DR: I don’t see the dissection of the text into the separate words as an acknowledgement of arbitrary labels, but more like a loosening of constraints, an opening up of associations between individual words and the full body of text. I found it interesting that physical objects could determine the specific number of words to be used and also the way in which the installation required a cyclic text with no beginning or end. Both of these constraints were embraced by SJ Fowler. Another part of the proposal stipulated that during the gradual decay of the installation over the coming years the timber elements that fall over will not be reinstated. Therefore the installation and the poem will change over time, as the forest environment slowly subtracts words from the body of text. So I guess the authorship of the text changes hands several times between artist, poet and forest.

KL: Was this something that was clear to you from the beginning — that you wanted to create something that wouldn’t be maintained? There is a huge respect for the nature of the forest in your proposal — in, as you say, the authorship being fed between artist, poet, and forest. Your proposal is very much about embracing the natural, fundamental elements of a forest.
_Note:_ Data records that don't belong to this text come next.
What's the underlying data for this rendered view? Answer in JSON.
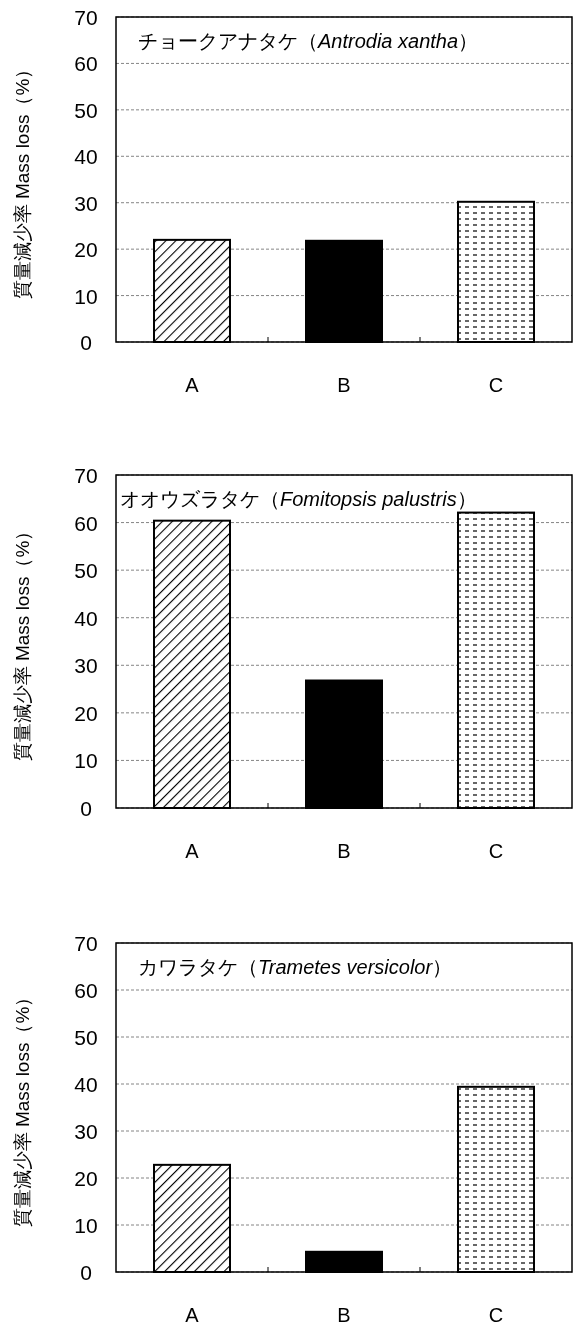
{
  "chart_data": [
    {
      "type": "bar",
      "title": "チョークアナタケ（Antrodia xantha）",
      "ylabel": "質量減少率 Mass loss（%）",
      "categories": [
        "A",
        "B",
        "C"
      ],
      "values": [
        22.0,
        21.8,
        30.2
      ],
      "colors": [
        "#000000",
        "#000000",
        "#000000"
      ],
      "ylim": [
        0,
        70
      ],
      "yticks": [
        0,
        10,
        20,
        30,
        40,
        50,
        60,
        70
      ],
      "grid": "y"
    },
    {
      "type": "bar",
      "title": "オオウズラタケ（Fomitopsis palustris）",
      "ylabel": "質量減少率 Mass loss（%）",
      "categories": [
        "A",
        "B",
        "C"
      ],
      "values": [
        60.4,
        26.8,
        62.1
      ],
      "colors": [
        "#000000",
        "#000000",
        "#000000"
      ],
      "ylim": [
        0,
        70
      ],
      "yticks": [
        0,
        10,
        20,
        30,
        40,
        50,
        60,
        70
      ],
      "grid": "y"
    },
    {
      "type": "bar",
      "title": "カワラタケ（Trametes versicolor）",
      "ylabel": "質量減少率 Mass loss（%）",
      "categories": [
        "A",
        "B",
        "C"
      ],
      "values": [
        22.8,
        4.3,
        39.4
      ],
      "colors": [
        "#000000",
        "#000000",
        "#000000"
      ],
      "ylim": [
        0,
        70
      ],
      "yticks": [
        0,
        10,
        20,
        30,
        40,
        50,
        60,
        70
      ],
      "grid": "y"
    }
  ]
}
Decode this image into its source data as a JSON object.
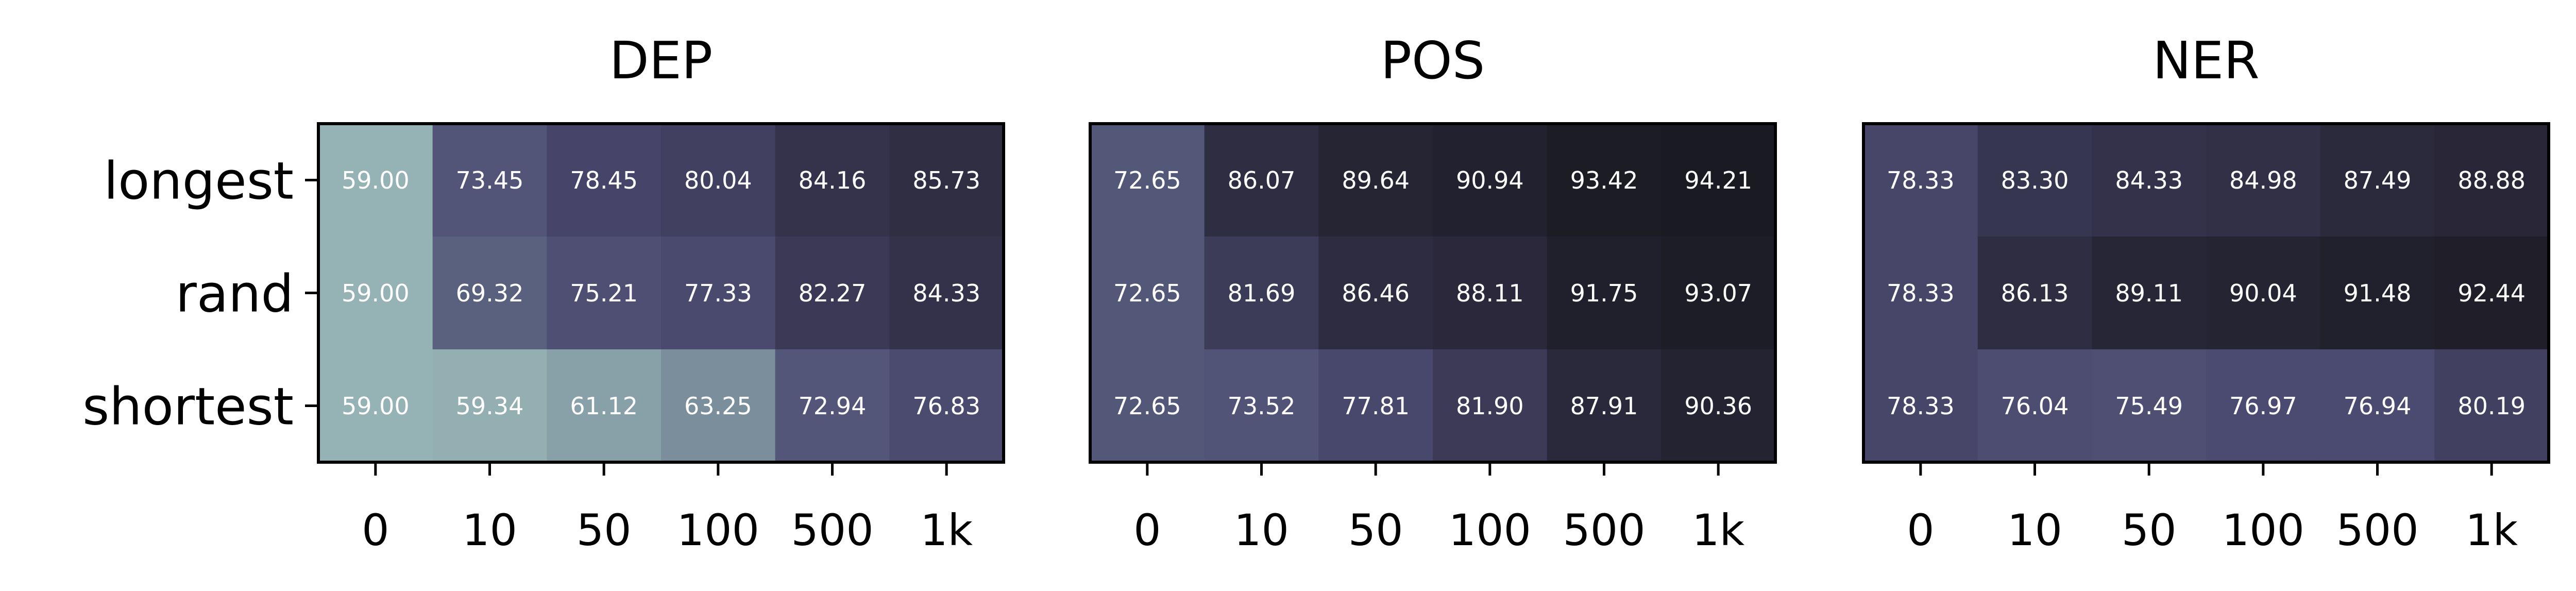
{
  "chart_data": [
    {
      "type": "heatmap",
      "title": "DEP",
      "x_categories": [
        "0",
        "10",
        "50",
        "100",
        "500",
        "1k"
      ],
      "y_categories": [
        "longest",
        "rand",
        "shortest"
      ],
      "values": [
        [
          "59.00",
          "73.45",
          "78.45",
          "80.04",
          "84.16",
          "85.73"
        ],
        [
          "59.00",
          "69.32",
          "75.21",
          "77.33",
          "82.27",
          "84.33"
        ],
        [
          "59.00",
          "59.34",
          "61.12",
          "63.25",
          "72.94",
          "76.83"
        ]
      ]
    },
    {
      "type": "heatmap",
      "title": "POS",
      "x_categories": [
        "0",
        "10",
        "50",
        "100",
        "500",
        "1k"
      ],
      "y_categories": [
        "longest",
        "rand",
        "shortest"
      ],
      "values": [
        [
          "72.65",
          "86.07",
          "89.64",
          "90.94",
          "93.42",
          "94.21"
        ],
        [
          "72.65",
          "81.69",
          "86.46",
          "88.11",
          "91.75",
          "93.07"
        ],
        [
          "72.65",
          "73.52",
          "77.81",
          "81.90",
          "87.91",
          "90.36"
        ]
      ]
    },
    {
      "type": "heatmap",
      "title": "NER",
      "x_categories": [
        "0",
        "10",
        "50",
        "100",
        "500",
        "1k"
      ],
      "y_categories": [
        "longest",
        "rand",
        "shortest"
      ],
      "values": [
        [
          "78.33",
          "83.30",
          "84.33",
          "84.98",
          "87.49",
          "88.88"
        ],
        [
          "78.33",
          "86.13",
          "89.11",
          "90.04",
          "91.48",
          "92.44"
        ],
        [
          "78.33",
          "76.04",
          "75.49",
          "76.97",
          "76.94",
          "80.19"
        ]
      ]
    }
  ],
  "colormap": [
    "#95b2b4",
    "#5c6581",
    "#4b4a70",
    "#2f2d42",
    "#18181f"
  ],
  "color_range": [
    59,
    95
  ]
}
DR: Many of my works engage processes beyond my control. The forest is such an aggressive environment and therefore it felt like a natural decision to embrace rather than resist the decay that will inevitably happen to the work.

KL: Steven, I was wondering whether you had any thoughts about the role of authorship when the poem goes through this process?

SJF: I think this was one of threads in David’s thought which propelled me further in my writing and thinking around the project. The natural conclusion of this lack of maintenance is that the work dies. It rots away into that which it is about. Like us, though that’s heavy handed to say, but still to me, where my work is very often about death and its banality and how much we do to not think about it, a very powerful notion. It also negotiates David’s proposal through the problems many works have in being utopian, always seeking some sort of unlikely, physical legacy, beyond the life of the artist. This disappearance of the work, of my words, the poem being edited by the forest itself, as words fall away and new enjambments happen, is a sign of humility I think, of respect.

David Rickard, Yield, 2016, Aluminium, Belval Luxembourg, Image copyright David Rickard, Courtesy of the artist and Copperfield, , http://www.david-rickard.net/

 

KL: David, your projects are so highly considered and presented in a way which reflects that — even when they utilise discarded, remnant materials, you re-package them in a very ‘consumable’ way; they capitalise on the cohesiveness of reinvention. It makes me wonder what your research looks like, what sort of things do you collect. Do you draw at all, is you research often online, etc.?

DR: The creation of consumable things isn’t a focused objective. I’m more interested in following the course of processes and ideas. I think my research follows fairly typical patterns. I read, I use a sketchbook as part of my daily practice for drawing and notes and naturally the internet is pretty fundamental. Another important part of research for me is conversations with people involved during the development of each work.

KL: Your ideas and processes seem so closely interlinked — as with the proposal, and the amount of elements of the structure determining the amount of words. Is there a point where one leads the other, or do you find these difficult to extricate from one another?

DR: Ideas and processes tend to build a certain momentum during the development of each work. Sometimes things stick and a work stays in my sketch book unrealised for years. However with the work ‘Returnings’ things developed very fluidly. There is a sequence of thought, however it’s not linear, it is more like a conversation between elements and ideas.